On ne peut pas saluer cette position réaliste de la jurisprudence, car le banquier n’a pas un don divinatoire. Une autre raison souvent invoquée par les banquiers pour se dégager de toute responsabilité, est la liberté de choix du client.

Certains banquiers ont fait valoir que les conseils qu’ils prodiguent sont purement indicatifs, et que le client se décide en toute liberté. Certaines décisions de justice sont allés dans ce sens. La Cour d’Appel de Nîmes dans un Arrêt du 13 Novembre 1963 (484) avait estimé que « le simple conseil n’engage pas la responsabilité de celui qui le donne, celui qui le reçoit, restant libre de ne pas le suivre ». Un tel arrêt nous paraît critiquable.

Nous n’adhérons pas à ce point de vue. Soutenir une telle position, c’est faire fi du degré de persuasion attaché au conseil prodigué par le banquier. Ce dernier est un professionnel, le client est amené à lui faire confiance et à suivre aveuglement ses conseils. Cet argument souvent avancé par les banquiers pour se libérer de leur responsabilité, ne nous paraît pas justifié.

A notre avis, un tel argument ne serait être valable que dans le cas où le banquier, après avoir fourni les conseils à son client, l’aurait mis en garde, en l’informant des probabilités de réussite de l’opération et des conséquences éventuelles au cas où ses espoirs de gain seraient déçus.
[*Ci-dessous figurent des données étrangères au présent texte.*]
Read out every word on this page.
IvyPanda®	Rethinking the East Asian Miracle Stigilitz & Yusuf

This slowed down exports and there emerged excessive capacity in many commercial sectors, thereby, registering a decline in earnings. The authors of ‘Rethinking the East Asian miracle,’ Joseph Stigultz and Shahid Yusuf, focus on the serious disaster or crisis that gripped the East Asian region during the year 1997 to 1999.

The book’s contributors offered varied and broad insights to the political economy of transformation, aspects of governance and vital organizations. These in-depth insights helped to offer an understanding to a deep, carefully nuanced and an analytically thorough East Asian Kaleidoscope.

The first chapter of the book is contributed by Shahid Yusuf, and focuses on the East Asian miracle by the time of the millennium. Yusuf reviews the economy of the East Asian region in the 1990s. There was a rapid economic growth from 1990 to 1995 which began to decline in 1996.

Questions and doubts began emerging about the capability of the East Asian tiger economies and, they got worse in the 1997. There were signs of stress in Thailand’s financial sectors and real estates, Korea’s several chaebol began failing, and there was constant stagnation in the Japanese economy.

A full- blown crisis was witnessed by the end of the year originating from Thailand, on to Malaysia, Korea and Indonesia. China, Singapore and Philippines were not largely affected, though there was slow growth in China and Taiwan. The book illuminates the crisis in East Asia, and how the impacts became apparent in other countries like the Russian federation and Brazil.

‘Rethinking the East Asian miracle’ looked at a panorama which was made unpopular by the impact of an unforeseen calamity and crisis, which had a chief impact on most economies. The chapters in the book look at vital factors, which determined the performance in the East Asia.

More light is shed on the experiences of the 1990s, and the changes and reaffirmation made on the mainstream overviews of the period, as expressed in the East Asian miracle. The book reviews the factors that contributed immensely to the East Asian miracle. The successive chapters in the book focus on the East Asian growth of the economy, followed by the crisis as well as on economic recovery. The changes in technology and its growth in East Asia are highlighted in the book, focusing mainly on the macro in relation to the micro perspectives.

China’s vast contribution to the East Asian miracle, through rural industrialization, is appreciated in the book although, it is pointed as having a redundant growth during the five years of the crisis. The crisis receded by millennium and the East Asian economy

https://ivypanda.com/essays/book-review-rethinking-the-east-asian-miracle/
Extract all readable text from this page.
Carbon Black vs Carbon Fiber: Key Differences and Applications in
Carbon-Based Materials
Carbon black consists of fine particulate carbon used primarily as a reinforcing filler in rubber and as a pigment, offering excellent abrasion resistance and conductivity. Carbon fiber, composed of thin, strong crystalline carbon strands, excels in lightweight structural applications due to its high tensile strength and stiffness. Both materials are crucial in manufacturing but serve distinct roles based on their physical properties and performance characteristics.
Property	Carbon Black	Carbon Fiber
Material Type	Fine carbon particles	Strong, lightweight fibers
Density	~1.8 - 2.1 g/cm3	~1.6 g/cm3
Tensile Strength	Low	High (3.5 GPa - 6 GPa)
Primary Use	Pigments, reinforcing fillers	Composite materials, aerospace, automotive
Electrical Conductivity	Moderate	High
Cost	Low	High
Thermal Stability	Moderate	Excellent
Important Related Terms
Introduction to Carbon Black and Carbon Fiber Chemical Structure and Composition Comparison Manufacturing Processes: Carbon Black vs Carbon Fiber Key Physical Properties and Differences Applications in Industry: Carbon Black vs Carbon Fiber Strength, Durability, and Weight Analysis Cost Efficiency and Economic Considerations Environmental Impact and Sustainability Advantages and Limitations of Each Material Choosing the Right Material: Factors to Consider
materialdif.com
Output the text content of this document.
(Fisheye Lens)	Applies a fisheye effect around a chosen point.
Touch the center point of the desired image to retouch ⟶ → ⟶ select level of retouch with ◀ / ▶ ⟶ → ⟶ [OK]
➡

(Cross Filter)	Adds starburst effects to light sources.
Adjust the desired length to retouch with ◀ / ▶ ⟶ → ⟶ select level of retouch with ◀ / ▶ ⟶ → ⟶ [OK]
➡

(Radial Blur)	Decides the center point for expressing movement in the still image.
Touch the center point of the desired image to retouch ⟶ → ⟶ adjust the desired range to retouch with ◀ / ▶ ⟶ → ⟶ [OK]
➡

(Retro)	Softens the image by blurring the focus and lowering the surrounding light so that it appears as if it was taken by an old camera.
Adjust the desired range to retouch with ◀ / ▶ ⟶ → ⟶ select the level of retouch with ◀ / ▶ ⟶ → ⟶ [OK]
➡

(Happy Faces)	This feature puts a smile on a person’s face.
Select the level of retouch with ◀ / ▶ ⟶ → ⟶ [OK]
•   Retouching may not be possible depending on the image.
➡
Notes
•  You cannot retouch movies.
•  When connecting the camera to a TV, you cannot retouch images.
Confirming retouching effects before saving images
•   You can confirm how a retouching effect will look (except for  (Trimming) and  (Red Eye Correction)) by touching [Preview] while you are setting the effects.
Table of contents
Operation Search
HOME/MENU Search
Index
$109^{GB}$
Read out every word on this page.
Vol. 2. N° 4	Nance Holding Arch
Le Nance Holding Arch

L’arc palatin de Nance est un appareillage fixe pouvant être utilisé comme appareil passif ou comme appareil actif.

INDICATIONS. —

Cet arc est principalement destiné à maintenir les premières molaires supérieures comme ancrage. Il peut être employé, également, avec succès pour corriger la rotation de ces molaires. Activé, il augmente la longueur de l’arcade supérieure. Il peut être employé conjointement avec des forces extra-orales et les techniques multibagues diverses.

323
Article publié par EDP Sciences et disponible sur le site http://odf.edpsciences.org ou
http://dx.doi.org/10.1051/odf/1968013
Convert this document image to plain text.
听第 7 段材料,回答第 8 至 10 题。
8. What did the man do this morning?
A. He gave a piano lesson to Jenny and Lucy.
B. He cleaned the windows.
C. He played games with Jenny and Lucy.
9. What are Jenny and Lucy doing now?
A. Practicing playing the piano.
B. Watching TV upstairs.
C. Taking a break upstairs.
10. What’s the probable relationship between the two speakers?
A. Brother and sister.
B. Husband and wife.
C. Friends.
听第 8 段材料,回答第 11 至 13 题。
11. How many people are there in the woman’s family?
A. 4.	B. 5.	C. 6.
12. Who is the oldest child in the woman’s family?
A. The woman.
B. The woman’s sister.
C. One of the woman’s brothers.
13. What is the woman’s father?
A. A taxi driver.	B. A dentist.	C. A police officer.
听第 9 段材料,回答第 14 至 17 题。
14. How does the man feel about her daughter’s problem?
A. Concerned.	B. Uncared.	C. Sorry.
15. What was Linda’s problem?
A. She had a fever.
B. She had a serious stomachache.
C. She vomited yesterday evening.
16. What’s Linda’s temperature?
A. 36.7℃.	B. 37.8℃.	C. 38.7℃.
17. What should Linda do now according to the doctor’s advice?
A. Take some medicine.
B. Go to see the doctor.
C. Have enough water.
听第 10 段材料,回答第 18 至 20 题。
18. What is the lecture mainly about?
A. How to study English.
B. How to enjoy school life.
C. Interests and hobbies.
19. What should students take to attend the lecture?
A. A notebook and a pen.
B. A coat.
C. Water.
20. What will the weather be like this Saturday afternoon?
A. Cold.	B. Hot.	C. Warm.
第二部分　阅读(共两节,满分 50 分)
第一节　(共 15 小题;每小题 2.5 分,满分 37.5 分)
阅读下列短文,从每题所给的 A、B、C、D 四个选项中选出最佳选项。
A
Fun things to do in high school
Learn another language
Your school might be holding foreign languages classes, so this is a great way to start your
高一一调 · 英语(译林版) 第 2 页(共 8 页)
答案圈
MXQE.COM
Finalement, il n’apparaît pas que l’exercice par les banques de l’activité d’information et de conseil des entreprises et des particuliers soit pour elles à l’origine de responsabilités dissuasives.

L’application des principes juridiques d’une part, la jurisprudence existante d’autre part, témoignent que, du point de vue de l’appréciation de leur responsabilité, les banques sont placées dans une situation qui leur ménage une indéniable liberté d’initiative, sans qu’elles aient à craindre des retombées catastrophiques (485).

(482) – Cass. Com. 12/07/1971, D. 1972, n° 163, note Gavalda. (483) – Colmar, 30/06/1962, Banque 1962. 1262, L. Martin. (484) – Nîmes, 13/11/1963, J.c.p. 1965. I. 1862, n° 26.

(485) – M. Vasseur, « Des responsabilités encourus par le banquier à raison des informations, avis et conseils dispensés à ses clients », Banque, 1983.943 et s.